Physicians who make a good faith report to the Medical Quality Assurance Commission against another physician relating to alleged unprofessional conduct or inability to practice safely due to a physical or mental condition, as mandated by law, are immune from a civil action for damages resulting from the reporting. If a person brings a civil action despite the immunity and the court determines that the immunity applies, the reporting physician may recover expenses and reasonable attorney fees and statutory damages of $10,000.


Standard of Proof in Disciplinary Actions


The standard of proof in disciplinary actions against physicians and osteopathic physicians is proof by a preponderance of the evidence, except where the disciplinary action involves the revocation of the their license, in which case the standard is clear, cogent, and convincing evidence. The standard of proof in disciplinary actions involving all other licensed health care providers is proof by a preponderance of the evidence.

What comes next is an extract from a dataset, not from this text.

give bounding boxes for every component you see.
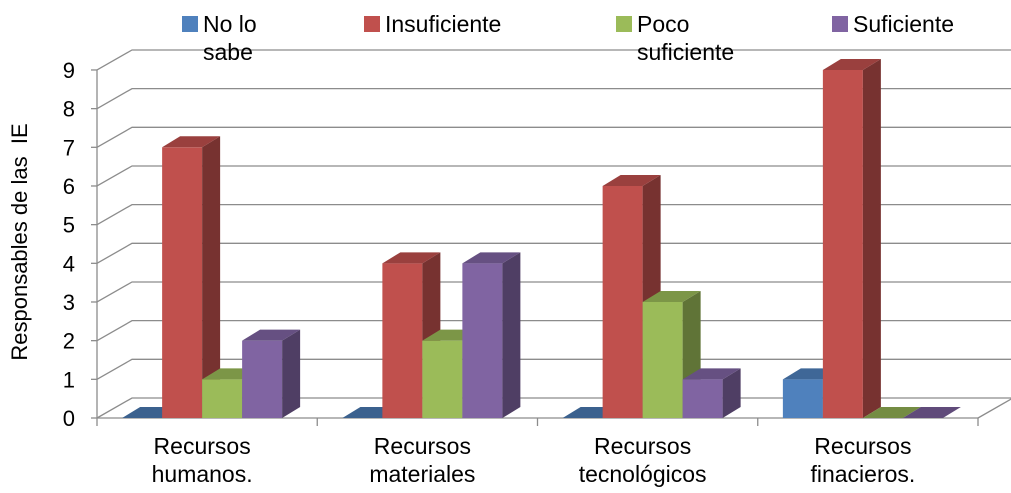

Individuals who have had a health care provider license suspended or revoked must prove by a preponderance of the evidence that the license should be reinstated. When considering a petition for reinstatement, the disciplining authority may consider several factors. These factors include:

 

    The person's character, standing, and reputation prior to suspension or revocation;

    The ethical standards observed by the person;

    The nature and character of the charges that were the cause of the suspension or revocation;

    The sufficiency of the action relative to the charge and whether or not restitution was made;

    The time elapsed and the person's attitude and conduct since the suspension or revocation;

    The person's previous competency level and expected competency if the license is reinstated; and

    The person's sincerity, frankness, and truthfulness in discussing these factors.



Appropriation: None.


Fiscal Note: Requested on January 21, 2004.


Effective Date: The bill takes effect 90 days after adjournment of session in which bill is passed.